The foreign minister castigated Bush’s call for disobedience of their government by Cuban soldiers and police to win approval in a post-revolutionary Cuba. His message to Bush: “You are raving. You are talking to an army of liberation and people under arms … not [Cuban] mercenary recipients of $45 million” annually from Washington, some of whom may have been at the U.S. Interests Section “applauding your speech.”

At stake, according to Perez Roque, are international law, Cuban independence and moral principles. Addressing Bush again, he said, “You are a brutal repressor; your regime has tortured and kidnapped, using secret flights and clandestine centers.” In Iraq, “half a million innocent civilians have died.”

Bush proposals to provide Cubans with computers and scholarships were belittled. By 2008, said Perez Roque, 650,000 computers will be in place in Cuba. Sixty-nine percent of age-appropriate Cubans attend universities.

He dismissed Bush’s proposal for an “international fund for Cuban freedom,” for business loans particularly, as “passing the hat.” He cited the persecution of Cuban solidarity and donor groups like Pastors for Peace to expose Bush’s hollow claims to provide humanitarian assistance.

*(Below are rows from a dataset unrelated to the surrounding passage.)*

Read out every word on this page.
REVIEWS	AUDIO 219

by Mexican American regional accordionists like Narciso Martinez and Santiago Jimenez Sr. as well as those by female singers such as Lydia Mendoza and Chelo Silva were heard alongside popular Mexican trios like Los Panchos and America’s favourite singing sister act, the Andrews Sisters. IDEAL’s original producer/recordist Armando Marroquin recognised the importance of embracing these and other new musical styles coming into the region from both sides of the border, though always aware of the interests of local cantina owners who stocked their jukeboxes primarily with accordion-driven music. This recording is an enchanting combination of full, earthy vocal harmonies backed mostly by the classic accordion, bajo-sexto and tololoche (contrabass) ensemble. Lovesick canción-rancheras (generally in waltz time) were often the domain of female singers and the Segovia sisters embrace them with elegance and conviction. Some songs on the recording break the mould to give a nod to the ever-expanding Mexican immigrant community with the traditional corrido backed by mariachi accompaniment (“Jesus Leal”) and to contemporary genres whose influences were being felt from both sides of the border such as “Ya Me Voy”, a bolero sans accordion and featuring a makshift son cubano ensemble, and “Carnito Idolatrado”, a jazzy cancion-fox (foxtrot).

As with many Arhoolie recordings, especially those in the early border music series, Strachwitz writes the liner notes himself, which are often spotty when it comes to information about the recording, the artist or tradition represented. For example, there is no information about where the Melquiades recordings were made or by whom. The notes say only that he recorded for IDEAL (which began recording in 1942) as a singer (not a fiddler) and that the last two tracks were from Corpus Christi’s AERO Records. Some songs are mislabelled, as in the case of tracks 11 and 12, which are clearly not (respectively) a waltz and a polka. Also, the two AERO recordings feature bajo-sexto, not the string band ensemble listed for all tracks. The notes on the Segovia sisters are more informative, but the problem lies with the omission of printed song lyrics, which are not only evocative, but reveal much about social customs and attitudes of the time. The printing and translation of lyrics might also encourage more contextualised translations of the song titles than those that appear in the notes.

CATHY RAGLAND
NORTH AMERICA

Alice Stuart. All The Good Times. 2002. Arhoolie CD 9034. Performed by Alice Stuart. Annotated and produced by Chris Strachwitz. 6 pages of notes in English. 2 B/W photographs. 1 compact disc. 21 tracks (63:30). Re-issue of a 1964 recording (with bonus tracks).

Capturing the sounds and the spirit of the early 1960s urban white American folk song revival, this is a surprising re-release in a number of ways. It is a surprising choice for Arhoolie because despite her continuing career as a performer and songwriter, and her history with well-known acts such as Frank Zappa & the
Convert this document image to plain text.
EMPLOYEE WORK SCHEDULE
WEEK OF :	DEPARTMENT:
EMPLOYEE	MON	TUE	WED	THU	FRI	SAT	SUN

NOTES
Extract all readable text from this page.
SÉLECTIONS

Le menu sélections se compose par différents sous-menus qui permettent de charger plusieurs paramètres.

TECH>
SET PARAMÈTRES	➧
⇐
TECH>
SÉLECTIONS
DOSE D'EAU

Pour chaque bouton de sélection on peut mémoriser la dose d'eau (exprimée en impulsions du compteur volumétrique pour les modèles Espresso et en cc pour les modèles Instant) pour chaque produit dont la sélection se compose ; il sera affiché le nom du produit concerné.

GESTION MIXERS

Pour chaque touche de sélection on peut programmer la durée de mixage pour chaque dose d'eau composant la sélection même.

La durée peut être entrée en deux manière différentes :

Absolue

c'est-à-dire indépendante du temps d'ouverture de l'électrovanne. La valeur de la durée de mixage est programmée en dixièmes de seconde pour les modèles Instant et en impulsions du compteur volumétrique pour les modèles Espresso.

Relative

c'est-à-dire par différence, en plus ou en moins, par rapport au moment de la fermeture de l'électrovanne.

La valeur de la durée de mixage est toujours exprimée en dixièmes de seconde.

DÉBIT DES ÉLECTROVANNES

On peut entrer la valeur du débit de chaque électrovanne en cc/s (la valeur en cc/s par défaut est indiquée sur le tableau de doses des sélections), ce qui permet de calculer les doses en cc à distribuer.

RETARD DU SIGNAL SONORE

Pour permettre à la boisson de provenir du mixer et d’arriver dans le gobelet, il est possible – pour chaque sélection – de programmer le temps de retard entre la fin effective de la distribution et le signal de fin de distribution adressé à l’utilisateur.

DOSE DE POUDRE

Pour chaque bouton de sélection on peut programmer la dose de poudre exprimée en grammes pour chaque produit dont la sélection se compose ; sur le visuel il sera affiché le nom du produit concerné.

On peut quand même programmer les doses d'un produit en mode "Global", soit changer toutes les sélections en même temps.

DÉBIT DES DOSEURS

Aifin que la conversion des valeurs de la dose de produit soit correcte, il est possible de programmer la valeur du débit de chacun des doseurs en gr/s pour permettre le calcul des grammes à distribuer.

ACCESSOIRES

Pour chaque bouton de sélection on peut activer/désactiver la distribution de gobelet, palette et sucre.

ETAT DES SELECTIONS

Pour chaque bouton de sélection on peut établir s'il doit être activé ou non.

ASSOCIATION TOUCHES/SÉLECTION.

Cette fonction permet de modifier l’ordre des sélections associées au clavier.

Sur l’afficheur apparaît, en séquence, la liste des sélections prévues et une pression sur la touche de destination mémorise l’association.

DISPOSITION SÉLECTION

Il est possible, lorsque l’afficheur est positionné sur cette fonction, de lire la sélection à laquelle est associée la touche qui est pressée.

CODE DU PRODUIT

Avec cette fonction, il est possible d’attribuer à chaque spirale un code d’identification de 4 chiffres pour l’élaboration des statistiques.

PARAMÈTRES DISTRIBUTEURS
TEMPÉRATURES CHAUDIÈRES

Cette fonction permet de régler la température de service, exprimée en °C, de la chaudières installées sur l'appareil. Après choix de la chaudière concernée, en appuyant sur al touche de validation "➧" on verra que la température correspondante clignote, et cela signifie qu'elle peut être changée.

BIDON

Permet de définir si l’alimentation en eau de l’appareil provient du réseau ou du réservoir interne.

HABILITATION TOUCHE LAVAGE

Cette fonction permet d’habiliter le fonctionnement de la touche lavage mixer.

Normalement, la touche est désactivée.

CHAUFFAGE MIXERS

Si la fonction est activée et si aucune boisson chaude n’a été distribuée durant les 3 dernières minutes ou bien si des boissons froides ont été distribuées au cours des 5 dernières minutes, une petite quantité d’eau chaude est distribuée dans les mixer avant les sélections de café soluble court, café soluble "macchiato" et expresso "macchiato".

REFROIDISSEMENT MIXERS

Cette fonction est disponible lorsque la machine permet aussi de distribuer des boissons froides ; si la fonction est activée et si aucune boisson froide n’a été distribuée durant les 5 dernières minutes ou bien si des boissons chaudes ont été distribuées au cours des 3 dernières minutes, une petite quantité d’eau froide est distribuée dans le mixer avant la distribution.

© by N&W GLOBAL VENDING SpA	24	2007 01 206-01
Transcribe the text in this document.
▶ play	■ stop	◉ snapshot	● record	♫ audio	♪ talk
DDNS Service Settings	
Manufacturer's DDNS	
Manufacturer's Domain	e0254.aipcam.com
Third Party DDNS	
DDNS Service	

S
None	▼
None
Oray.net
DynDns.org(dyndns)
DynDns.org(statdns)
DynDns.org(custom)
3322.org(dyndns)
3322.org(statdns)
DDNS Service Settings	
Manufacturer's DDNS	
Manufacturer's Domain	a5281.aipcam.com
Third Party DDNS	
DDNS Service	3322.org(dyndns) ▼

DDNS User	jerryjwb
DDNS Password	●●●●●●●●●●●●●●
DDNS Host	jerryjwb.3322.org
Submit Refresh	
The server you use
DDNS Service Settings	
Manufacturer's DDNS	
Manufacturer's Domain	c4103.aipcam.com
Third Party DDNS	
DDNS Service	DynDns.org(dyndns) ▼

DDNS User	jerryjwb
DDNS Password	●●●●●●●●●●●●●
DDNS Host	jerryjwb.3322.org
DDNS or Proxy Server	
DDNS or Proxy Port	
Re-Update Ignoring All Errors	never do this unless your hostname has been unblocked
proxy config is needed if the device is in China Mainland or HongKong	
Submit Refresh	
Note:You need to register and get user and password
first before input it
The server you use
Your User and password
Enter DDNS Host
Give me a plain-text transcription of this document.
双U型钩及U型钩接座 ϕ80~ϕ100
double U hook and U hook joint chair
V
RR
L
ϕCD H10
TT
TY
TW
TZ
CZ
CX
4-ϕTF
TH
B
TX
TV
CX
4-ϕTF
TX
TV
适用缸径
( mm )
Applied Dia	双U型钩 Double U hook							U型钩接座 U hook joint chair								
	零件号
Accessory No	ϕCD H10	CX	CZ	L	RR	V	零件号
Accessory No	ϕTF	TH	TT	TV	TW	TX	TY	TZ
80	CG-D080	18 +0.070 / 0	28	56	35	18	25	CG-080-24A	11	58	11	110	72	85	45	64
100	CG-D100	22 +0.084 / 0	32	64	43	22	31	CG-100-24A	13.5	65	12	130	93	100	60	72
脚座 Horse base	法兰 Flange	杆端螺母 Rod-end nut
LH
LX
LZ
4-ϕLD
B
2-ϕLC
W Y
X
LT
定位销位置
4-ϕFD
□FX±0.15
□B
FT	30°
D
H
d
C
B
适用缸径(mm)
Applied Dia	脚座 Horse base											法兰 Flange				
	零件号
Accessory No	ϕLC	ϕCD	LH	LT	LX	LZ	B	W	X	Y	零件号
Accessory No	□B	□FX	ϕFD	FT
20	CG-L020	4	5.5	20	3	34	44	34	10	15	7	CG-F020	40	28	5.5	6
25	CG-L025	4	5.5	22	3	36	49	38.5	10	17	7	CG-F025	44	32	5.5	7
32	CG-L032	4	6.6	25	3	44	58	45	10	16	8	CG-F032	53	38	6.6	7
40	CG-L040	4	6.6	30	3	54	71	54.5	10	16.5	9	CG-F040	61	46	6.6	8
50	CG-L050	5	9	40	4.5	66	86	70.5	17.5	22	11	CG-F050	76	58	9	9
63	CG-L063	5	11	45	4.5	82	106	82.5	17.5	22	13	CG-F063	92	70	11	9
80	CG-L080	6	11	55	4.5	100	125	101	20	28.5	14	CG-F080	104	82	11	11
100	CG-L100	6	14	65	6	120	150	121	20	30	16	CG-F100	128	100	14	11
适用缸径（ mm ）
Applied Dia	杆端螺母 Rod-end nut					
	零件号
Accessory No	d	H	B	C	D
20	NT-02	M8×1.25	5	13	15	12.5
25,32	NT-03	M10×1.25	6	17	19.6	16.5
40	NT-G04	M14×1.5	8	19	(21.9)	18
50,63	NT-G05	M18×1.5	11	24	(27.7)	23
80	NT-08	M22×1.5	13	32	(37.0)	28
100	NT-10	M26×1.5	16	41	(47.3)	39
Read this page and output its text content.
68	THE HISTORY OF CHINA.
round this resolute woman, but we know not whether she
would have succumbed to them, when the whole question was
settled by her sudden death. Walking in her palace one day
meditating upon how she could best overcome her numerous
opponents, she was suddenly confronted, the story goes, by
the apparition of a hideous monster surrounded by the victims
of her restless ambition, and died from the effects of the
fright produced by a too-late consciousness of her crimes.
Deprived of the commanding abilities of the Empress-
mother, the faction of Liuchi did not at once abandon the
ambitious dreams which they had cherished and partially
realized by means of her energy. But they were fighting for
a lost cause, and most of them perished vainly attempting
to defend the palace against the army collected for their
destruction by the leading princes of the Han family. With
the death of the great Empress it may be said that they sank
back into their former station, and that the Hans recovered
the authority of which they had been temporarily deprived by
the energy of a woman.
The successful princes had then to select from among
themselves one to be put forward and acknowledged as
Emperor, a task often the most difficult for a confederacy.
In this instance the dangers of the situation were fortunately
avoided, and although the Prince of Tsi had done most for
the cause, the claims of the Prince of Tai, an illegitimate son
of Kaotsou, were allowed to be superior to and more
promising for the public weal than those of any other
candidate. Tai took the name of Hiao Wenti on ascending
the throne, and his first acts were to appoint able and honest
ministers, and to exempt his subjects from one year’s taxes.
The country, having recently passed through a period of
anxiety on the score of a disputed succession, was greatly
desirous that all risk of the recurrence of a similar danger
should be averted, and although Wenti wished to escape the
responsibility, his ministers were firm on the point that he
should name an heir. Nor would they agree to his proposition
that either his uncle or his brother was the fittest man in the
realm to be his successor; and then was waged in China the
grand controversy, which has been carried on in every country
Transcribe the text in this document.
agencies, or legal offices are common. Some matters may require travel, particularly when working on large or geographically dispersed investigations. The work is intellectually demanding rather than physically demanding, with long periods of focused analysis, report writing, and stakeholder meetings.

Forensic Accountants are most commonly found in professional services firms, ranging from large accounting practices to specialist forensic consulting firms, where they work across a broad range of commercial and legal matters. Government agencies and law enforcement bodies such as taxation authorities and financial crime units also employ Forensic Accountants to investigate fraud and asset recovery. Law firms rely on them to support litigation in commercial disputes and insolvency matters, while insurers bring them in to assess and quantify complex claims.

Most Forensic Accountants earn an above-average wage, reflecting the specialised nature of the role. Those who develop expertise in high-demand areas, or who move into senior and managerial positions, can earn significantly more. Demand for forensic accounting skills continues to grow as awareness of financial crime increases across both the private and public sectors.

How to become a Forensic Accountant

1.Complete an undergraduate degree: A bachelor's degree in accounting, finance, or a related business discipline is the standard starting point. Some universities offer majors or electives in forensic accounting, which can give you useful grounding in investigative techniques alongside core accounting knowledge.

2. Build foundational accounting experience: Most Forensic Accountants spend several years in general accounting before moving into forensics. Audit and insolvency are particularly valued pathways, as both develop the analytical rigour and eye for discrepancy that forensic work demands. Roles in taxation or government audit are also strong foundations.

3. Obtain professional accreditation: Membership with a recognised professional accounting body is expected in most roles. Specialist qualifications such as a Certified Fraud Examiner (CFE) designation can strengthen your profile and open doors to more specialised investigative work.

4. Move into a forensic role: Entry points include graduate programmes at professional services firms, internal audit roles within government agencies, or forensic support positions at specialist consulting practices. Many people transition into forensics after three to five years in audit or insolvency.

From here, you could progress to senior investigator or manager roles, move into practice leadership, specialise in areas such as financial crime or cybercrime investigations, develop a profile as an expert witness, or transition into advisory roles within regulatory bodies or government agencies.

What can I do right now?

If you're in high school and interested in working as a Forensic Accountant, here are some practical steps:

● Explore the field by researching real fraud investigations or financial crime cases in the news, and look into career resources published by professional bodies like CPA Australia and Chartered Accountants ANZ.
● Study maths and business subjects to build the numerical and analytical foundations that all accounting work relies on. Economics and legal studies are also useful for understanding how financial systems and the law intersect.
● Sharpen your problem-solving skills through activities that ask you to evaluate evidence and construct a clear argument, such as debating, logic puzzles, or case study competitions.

Bush’s charges that “it is illegal to change jobs, to change houses, to travel abroad, and to read books or magazines without the express approval of the state” met with ridicule from the foreign minister, as did a Bush report of a Cuban journalist who asked one thing of visiting foreigners — “a pen.”

Wonder at Bush’s fantasies extends beyond Cuba. Writing for havananote.com, former Colin Powell associate Lawrence Wilkerson contended that Bush’s “ignorance of the real situation on the ground defies belief.” He “doesn’t even know that the transition of power in Cuba has already happened.”

Support for Cuba poured in from solidarity groups in the Dominican Republic, Costa Rica, Puerto Rico, Uruguay, Spain, Peru and Great Britain, including from members of Parliament there.

“Bush is rowing against the tide,” according to the Angola-Cuba Friendship Association. Latin American dailies El Clarin, Pagina 12, and La Jornada featured Perez Roque’s rejoinder to Bush.

Nicaraguan President Daniel Ortega said, “Instead of talking about the wildfires in Los Angeles” — and disastrous flooding in Nicaragua — “President Bush is ready to keep burning the Cuban people.”

Saul Ortega, a Venezuelan parliamentarian, said Bush “spoke like an imperialist and a colonialist.” He urged Latin American nations “to close ranks in defense of the principles of sovereignty and self-determination” and leave off serving as “the backyard for transnational corporations.”

Venezuela’s vice foreign minister, Rodolfo Sanz, said, “Times have changed. Cuba is not alone.”

President Bush pictured Cubans listening to him, “perhaps at great risk,” over Radio and TV Marti, a U.S. propaganda tool. Five hours later, however, Cubans saw and heard Bush’s entire presentation over national television. The broadcast differed from a U.S. report, according to Spanish observer Pascual Serrano, only in leaving out “an advertisement for acne cream.”